Reputation: 3123
In my language there are composite or compound letters, which consists of more than one character, eg "ty", "ny" and even "tty" and "nny". I would like to write a Ruby method (spell) which tokenize words into letters, according to this alphabet:
abc=[*%w{tty ccs lly ggy ssz nny dzs zzs sz zs cs gy ny dz ty ly q w r t z p l k j h g f d s x c v b n m y}.map{|z| [z,"c"]},*"eéuioöüóőúűáía".split(//).map{|z| [z,"v"]}].to_h
The resulting hash keys shows the existing letters / composite letters of the alphabet and also shows which letter is a consonant ("c") and which one is a vowel ("v"), becase later I would like to use this hash to decompose words into syllables. Cases of compound words when accidentally composite letters are formed at the words common boundary shoudn't be resolved by the method of course.
Examples:
spell("csobolyó") => [ "cs", "o", "b", "o", "ly", "ó" ]
spell("nyirettyű") => [ "ny", "i", "r", "e", "tty", "ű" ]
spell("dzsesszmuzsikus") => [ "dzs", "e", "ssz", "m", "u", "zs", "i", "k", "u", "s" ]
Upvotes: 2
Views: 347
Reputation: 3123
Meanwhile I managed to write a method which works, but 5x slower than String#scan:
abc=[*%w{tty ccs lly ggy ssz nny dzs zzs sz zs cs gy ny dz ty ly q w r t z p l k j h g f d s x c v b n m y}.map{|z| [z,"c"]},*"eéuioöüóőúűáía".split(//).map{|z| [z,"v"]}].to_h
def spell(w,abc)
s=w.split(//)
p=""
t=[]
for i in 0..s.size-1 do
p << s[i]
if i>=s.size-2 then
if abc[p]!=nil then
t.push p
p=""
elsif abc[p[0..-2]]!=nil then
t.push p[0..-2]
p=p[-1]
elsif abc[p[0]]!=nil then
t.push p[0]
p=p[1..-1]
end
elsif p.size==3 then
if abc[p]!=nil then
t.push p
p=""
elsif abc[p[0..-2]]!=nil then
t.push p[0..-2]
p=p[-1]
elsif abc[p[0]]!=nil then
t.push p[0]
p=p[1..-1]
end
end
end
if p.size>0 then
if abc[p]!=nil then
t.push p
p=""
elsif abc[p[0..-2]]!=nil then
t.push p[0..-2]
p=p[-1]
end
end
if p.size>0 then
t.push p
end
return t
end
Upvotes: 0
Reputation: 11035
You might be able to get started looking at String#scan
, which appears to be giving decent results for your examples:
"csobolyó".scan(Regexp.union(abc.keys))
# => ["cs", "o", "b", "o", "ly", "ó"]
"nyirettyű".scan(Regexp.union(abc.keys))
# => ["ny", "i", "r", "e", "tty", "ű"]
"dzsesszmuzsikus".scan(Regexp.union(abc.keys))

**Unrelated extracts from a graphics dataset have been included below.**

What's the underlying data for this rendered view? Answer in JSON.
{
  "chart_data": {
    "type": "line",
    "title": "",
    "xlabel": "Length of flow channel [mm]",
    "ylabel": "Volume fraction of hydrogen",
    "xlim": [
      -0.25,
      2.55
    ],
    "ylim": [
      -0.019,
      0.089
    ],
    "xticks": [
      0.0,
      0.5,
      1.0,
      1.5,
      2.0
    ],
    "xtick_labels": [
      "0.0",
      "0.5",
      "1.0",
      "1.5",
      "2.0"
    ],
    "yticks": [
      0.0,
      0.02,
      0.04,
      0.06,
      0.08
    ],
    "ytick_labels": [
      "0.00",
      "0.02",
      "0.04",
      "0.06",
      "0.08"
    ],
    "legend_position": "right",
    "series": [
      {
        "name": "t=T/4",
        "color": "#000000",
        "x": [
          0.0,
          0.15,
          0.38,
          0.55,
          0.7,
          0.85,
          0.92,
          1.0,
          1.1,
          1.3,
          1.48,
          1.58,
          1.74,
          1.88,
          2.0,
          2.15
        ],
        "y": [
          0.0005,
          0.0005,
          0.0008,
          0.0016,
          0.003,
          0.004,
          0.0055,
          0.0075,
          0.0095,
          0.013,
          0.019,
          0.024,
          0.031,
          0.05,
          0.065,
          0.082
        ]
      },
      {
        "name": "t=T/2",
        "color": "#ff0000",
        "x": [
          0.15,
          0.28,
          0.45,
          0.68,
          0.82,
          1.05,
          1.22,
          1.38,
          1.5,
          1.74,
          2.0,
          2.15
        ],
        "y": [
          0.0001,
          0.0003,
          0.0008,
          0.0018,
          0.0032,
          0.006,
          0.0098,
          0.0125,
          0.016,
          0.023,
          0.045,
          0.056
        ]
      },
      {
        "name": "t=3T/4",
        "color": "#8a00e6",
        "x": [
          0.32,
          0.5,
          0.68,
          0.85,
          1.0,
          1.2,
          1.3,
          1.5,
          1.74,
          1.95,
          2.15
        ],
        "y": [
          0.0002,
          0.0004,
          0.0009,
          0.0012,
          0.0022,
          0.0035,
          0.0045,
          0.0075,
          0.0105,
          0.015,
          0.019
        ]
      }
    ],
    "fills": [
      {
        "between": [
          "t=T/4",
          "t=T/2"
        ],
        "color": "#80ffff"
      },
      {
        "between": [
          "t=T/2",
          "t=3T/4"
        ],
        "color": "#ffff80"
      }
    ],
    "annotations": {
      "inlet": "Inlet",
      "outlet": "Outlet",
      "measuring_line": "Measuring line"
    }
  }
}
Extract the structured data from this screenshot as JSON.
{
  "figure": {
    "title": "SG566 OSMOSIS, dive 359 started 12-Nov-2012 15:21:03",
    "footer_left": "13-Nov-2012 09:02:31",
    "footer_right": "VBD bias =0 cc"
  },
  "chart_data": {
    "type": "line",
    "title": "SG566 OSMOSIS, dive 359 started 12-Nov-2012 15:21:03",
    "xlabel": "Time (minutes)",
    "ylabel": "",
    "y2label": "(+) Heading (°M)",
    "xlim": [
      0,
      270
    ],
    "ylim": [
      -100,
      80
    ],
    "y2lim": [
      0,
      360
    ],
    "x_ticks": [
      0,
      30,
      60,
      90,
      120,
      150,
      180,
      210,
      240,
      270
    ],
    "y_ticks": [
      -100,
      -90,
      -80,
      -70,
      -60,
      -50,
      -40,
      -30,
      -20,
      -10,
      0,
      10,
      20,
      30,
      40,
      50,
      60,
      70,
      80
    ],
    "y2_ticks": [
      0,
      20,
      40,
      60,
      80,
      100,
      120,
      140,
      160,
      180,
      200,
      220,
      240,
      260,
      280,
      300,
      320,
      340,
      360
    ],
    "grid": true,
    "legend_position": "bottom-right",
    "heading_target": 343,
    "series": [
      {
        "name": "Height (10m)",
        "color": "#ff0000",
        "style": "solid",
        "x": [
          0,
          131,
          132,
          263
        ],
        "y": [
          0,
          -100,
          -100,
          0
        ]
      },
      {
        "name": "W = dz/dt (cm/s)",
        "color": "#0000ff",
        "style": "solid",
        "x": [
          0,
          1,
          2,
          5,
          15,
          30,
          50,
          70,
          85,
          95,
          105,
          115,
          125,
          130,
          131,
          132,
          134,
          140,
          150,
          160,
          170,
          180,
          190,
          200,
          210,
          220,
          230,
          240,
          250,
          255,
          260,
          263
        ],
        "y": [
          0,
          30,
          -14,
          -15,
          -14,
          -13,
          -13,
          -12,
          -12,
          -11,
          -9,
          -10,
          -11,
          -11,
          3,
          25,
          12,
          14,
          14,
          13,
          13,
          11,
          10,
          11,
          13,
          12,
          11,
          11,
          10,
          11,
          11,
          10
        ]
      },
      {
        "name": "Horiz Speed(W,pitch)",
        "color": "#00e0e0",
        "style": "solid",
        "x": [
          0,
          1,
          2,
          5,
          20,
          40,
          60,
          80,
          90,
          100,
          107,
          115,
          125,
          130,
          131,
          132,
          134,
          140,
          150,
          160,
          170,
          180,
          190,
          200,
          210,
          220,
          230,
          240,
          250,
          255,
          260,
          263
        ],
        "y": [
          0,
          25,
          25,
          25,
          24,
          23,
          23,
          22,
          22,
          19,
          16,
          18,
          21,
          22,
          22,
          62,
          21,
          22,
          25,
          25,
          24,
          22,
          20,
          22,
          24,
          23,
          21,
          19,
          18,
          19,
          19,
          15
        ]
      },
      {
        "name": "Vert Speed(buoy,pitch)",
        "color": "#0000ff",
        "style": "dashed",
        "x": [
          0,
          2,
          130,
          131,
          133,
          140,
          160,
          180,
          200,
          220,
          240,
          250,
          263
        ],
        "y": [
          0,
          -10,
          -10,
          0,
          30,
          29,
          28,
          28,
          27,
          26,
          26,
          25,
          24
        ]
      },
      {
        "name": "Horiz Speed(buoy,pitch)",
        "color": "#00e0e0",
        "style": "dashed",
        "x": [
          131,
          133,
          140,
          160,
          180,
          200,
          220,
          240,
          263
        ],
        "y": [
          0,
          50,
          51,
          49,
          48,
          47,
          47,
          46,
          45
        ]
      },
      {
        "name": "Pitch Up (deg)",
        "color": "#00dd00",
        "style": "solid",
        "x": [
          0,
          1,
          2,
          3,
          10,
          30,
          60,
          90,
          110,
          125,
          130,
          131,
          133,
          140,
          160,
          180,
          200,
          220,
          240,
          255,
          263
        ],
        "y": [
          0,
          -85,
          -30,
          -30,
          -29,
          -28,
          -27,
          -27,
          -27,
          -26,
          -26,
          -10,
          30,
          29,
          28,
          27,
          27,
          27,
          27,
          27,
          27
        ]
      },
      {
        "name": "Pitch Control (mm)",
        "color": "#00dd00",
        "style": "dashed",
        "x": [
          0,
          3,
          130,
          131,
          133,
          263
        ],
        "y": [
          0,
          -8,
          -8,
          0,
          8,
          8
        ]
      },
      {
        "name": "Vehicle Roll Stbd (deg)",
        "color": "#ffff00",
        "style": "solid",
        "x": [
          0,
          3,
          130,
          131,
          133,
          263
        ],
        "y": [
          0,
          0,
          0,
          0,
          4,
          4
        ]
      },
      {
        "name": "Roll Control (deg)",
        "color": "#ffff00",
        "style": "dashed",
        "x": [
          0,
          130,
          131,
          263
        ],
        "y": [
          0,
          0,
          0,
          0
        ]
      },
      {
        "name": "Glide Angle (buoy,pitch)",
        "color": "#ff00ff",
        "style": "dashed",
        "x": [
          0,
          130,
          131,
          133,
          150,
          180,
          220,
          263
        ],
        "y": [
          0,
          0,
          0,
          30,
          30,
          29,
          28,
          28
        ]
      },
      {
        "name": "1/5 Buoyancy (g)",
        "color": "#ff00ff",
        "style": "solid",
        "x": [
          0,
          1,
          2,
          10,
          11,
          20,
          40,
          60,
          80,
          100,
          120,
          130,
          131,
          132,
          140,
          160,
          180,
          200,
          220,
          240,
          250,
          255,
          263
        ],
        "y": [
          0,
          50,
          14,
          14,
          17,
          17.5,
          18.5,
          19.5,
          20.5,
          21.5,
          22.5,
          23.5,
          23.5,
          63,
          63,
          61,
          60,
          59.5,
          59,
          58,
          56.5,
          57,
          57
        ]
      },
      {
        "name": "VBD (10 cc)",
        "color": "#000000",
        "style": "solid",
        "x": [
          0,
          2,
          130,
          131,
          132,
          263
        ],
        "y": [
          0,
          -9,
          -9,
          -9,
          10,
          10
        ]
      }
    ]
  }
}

# => ["dzs", "e", "ssz", "m", "u", "zs", "i", "k", "u", "s"]
The last case doesn't match your expected output, but it matches your statement in the comments
I sorted the letters in the alphabet: if a letter appears earlier, then it should be recognized instead of its simple letters. When a word contains "dzs" it should be considered to "dzs" and not to "d" and "zs"
Upvotes: 2
Reputation: 2333
I didn't use the preference in which you sorted, rather I used higher character word will have higher preference than lower character word.
def spell word
abc=[*%w{tty ccs lly ggy ssz nny dzs zzs sz zs cs gy ny dz ty ly q w r t z p l k j h g f d s x c v b n m y}.map{|z| [z,"c"]},*"eéuioöüóőúűáía".split(//).map{|z| [z,"v"]}].to_h
current_position = 0
maximum_current_position = 2
maximum_possible_position = word.length
split_word = []
while current_position < maximum_possible_position do
current_word = set_current_word word, current_position, maximum_current_position
if abc[current_word] != nil
current_position, maximum_current_position = update_current_position_and_max_current_position current_position, maximum_current_position
split_word.push(current_word)
else
maximum_current_position = update_max_current_position maximum_current_position
current_word = set_current_word word, current_position, maximum_current_position
if abc[current_word] != nil
current_position, maximum_current_position = update_current_position_and_max_current_position current_position, maximum_current_position
split_word.push(current_word)
else
maximum_current_position = update_max_current_position maximum_current_position
current_word = set_current_word word, current_position, maximum_current_position
if abc[current_word] != nil
current_position, maximum_current_position = update_current_position_and_max_current_position current_position, maximum_current_position
split_word.push(current_word)
else
puts 'This word cannot be formed in the current language'
break
end
end
end
end
split_word
end
def update_max_current_position max_current_position
max_current_position = max_current_position - 1
end
def update_current_position_and_max_current_position current_position,max_current_position
current_position = max_current_position + 1
max_current_position = current_position + 2
return current_position, max_current_position
end
def set_current_word word, current_position, max_current_position
word[current_position..max_current_position]
end
puts "csobolyó => #{spell("csobolyó")}"
puts "nyirettyű => #{spell("nyirettyű")}"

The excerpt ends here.